If I drop a ball from the Goodyear blimp into a stadium it is not fine tuning that it lands in an improbable spot, as you state all spots are improbable. It is at least apparent fine tuning if I'll die unless the ball lands on the right hash mark on the 5o yard line, and that's where it lands.

— David Heddle
I disagree, While it might be fortunate for you it is just luck. I'm reminded of what Tom says in Comment # 13689. No matter who gets out they'll feel lucky. While the question "is life inevitable" is entertaining I really don't think it has a bearing yet on "why is the universe the way it is". This 2nd question is the job of physicists. The 1st is a puzzle that many like to dabble in. Another way to look at it is this. What happens if some comet hits the earth 2 weeks from now and destroys almost all life on earth? Would this be by design? Or could it be that some Kuiper belt object started it journey towards the inner solar system and we just happen to be in the wrong place at the wrong time. Is that by design or could it just happen. While there are no documented cases, which I know of, of anyone being struck and killed by a meteor it is a remote possibility. We don't assume that no one getting hit is by design and if someone was to get killed we wouldn't attribute that to design either no matter how unlucky. Why? Because we are talking about a natural phenomena. I treat the laws of the universe the say way and I'd say most good physicists do to. They try to understand and explain the phenomena. The fact that they feel lucky that they are alive isn't that big of a part of their research.

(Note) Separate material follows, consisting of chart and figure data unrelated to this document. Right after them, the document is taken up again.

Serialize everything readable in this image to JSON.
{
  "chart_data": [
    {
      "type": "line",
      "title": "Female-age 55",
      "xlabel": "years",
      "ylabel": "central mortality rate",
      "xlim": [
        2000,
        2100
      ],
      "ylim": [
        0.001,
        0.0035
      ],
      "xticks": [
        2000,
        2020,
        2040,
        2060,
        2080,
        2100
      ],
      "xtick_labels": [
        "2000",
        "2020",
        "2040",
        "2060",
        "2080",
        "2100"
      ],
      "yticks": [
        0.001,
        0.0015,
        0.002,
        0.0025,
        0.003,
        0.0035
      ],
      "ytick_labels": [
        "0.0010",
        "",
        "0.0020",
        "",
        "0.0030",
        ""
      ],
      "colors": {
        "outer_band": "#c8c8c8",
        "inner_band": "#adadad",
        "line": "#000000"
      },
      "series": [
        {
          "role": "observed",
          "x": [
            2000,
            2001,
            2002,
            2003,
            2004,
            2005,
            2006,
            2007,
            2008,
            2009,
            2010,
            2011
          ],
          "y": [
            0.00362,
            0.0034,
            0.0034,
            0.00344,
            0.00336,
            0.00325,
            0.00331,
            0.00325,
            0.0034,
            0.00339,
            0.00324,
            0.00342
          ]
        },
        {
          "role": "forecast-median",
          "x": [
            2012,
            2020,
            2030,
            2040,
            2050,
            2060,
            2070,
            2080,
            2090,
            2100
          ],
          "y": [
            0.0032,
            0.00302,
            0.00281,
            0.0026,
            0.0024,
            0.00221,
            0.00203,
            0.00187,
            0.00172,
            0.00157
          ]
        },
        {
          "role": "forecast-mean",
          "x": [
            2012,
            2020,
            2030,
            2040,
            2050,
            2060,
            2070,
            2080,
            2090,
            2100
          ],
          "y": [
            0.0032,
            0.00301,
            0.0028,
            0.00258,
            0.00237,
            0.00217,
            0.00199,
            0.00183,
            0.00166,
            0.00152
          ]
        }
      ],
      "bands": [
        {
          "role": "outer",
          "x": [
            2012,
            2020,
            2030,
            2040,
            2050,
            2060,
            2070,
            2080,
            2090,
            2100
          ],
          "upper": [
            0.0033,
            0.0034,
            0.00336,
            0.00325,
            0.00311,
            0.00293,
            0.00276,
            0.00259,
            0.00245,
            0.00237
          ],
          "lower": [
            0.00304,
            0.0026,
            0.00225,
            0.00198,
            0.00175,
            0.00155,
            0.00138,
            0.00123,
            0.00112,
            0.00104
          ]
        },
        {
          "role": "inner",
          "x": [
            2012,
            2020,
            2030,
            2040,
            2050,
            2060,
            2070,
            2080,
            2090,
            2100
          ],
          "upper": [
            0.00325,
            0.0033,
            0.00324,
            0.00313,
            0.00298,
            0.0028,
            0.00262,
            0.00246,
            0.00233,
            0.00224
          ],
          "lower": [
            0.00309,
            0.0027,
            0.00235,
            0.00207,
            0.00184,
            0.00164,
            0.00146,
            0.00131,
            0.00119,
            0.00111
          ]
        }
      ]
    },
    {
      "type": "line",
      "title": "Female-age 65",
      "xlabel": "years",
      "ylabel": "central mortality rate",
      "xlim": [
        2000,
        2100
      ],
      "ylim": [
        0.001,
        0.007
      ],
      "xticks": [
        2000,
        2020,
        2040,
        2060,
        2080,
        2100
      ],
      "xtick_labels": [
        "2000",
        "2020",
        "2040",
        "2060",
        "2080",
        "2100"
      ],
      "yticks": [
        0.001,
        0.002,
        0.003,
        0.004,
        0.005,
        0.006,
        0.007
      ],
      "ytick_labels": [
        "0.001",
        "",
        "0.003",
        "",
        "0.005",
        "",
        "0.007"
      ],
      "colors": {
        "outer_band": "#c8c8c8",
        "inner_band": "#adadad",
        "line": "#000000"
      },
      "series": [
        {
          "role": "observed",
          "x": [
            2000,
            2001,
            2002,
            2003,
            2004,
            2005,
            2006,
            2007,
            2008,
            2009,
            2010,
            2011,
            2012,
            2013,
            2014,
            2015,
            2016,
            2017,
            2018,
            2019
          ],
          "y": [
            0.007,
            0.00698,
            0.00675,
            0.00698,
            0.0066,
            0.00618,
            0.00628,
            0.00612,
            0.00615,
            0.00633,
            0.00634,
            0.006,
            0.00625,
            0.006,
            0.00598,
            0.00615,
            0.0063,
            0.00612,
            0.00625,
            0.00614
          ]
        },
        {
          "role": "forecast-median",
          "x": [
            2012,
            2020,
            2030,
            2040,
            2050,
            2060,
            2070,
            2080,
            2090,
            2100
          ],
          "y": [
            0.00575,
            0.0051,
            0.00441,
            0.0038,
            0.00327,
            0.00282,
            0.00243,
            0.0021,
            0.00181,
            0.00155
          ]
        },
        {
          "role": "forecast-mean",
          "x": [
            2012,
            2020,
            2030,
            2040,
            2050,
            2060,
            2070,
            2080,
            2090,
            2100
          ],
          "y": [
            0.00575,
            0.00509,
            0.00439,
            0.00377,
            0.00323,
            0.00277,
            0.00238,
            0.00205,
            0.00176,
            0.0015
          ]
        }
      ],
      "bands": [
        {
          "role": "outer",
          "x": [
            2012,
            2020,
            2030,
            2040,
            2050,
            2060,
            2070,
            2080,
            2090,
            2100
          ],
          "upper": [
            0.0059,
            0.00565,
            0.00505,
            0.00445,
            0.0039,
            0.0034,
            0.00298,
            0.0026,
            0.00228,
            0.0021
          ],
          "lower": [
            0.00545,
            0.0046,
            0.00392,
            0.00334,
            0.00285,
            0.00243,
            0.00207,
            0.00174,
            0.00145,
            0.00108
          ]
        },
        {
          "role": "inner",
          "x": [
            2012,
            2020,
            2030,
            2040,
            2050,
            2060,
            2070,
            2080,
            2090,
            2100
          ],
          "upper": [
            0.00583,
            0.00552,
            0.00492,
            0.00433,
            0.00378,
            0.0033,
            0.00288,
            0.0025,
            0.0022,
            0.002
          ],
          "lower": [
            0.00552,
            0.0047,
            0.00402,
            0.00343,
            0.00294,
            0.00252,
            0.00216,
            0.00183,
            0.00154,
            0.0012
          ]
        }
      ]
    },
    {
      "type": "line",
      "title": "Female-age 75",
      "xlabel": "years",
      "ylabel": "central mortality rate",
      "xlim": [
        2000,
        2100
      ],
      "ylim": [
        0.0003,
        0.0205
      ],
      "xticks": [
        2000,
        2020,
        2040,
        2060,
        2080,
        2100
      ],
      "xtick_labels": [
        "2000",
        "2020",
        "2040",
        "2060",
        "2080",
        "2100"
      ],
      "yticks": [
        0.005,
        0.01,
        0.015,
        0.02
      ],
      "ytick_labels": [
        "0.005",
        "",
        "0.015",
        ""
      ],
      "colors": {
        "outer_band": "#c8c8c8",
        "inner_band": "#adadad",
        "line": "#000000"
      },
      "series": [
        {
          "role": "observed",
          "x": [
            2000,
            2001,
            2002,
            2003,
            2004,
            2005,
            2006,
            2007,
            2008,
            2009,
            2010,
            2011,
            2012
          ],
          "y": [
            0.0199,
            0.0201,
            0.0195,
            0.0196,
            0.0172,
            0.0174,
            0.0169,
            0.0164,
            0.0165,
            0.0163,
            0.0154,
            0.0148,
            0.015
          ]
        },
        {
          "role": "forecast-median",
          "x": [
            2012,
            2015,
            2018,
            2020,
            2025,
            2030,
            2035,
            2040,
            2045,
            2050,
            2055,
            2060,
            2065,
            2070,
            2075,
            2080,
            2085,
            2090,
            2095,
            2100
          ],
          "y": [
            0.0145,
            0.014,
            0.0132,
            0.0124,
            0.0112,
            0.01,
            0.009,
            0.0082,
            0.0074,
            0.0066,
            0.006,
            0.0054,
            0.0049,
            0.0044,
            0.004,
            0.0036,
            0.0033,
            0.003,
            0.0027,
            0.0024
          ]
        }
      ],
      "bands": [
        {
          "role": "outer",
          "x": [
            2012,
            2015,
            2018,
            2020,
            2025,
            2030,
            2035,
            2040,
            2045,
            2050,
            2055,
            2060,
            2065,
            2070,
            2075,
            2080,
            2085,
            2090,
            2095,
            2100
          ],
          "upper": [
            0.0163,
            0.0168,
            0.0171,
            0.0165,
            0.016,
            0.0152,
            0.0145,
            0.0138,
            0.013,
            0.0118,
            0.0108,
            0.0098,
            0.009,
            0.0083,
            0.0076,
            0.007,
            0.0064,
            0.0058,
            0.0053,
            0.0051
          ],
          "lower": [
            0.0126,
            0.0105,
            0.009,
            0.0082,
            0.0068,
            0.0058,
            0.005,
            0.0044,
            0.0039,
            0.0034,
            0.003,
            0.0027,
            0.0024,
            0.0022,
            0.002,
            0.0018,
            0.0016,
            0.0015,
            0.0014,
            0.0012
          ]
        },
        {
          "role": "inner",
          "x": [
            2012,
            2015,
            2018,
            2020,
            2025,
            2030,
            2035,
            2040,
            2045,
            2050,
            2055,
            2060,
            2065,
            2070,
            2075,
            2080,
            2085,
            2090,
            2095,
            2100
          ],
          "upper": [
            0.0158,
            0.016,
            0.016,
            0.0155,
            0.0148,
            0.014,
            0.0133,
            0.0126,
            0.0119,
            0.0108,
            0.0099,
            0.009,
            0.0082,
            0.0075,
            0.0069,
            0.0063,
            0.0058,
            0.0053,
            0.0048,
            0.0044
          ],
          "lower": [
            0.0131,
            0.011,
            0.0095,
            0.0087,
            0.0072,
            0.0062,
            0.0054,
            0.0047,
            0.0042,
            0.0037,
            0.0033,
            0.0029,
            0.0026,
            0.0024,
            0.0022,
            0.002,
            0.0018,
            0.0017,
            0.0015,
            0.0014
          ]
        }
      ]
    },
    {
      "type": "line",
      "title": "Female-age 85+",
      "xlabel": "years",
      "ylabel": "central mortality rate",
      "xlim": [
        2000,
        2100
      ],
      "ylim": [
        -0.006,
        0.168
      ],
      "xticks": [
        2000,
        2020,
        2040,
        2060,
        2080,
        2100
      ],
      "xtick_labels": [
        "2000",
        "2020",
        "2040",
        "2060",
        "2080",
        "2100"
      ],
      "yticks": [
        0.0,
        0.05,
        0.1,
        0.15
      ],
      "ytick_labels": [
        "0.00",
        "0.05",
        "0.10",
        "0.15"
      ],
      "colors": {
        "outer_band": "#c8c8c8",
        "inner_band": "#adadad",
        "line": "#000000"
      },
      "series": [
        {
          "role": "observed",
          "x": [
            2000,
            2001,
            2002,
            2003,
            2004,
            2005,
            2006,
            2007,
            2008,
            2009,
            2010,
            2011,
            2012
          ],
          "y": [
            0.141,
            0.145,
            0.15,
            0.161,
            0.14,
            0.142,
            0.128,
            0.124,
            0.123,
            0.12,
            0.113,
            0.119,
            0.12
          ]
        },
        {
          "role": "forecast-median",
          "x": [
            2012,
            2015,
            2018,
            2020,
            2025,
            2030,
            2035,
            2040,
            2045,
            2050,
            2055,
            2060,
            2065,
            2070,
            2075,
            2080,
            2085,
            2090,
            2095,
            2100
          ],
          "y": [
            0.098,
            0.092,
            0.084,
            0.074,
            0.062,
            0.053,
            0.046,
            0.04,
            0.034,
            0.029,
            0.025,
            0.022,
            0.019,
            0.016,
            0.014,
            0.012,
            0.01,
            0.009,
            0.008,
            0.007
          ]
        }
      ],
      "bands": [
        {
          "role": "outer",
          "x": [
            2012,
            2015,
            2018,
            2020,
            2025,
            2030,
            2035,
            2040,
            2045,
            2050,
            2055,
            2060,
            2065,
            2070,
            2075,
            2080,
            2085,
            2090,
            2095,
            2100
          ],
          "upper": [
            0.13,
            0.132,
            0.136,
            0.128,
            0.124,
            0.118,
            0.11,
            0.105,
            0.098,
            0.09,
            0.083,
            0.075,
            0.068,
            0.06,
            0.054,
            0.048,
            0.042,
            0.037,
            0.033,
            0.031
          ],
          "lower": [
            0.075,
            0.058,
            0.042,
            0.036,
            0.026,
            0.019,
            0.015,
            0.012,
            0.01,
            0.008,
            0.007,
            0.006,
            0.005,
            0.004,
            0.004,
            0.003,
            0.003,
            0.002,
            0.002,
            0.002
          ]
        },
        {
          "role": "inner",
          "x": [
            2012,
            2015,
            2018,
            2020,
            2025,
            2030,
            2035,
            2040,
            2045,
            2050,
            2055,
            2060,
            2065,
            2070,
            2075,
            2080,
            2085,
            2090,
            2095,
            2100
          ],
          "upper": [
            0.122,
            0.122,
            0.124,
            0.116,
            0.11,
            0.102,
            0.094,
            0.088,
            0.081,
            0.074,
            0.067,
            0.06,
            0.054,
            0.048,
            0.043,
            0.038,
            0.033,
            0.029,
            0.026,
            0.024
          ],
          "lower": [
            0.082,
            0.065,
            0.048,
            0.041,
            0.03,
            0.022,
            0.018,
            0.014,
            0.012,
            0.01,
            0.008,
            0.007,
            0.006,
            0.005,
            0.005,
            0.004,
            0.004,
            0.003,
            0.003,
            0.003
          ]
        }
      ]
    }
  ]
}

Wayne Francis · 16 February 2005

If I have just bet on a 1 in 10^100 chance, and it happened, I would immediately assume it was somehow forced.

Reminds me of this joke. A very well dressed man walks up to a woman and says "Will you sleep with me for $10,000,000?" The woman says "Yes I will!" The man then says "Will you sleep with me for $1?" The woman gets upset and says "What kind of woman do you think I am?" The man says "We've already established that! We are just negotiating a price now."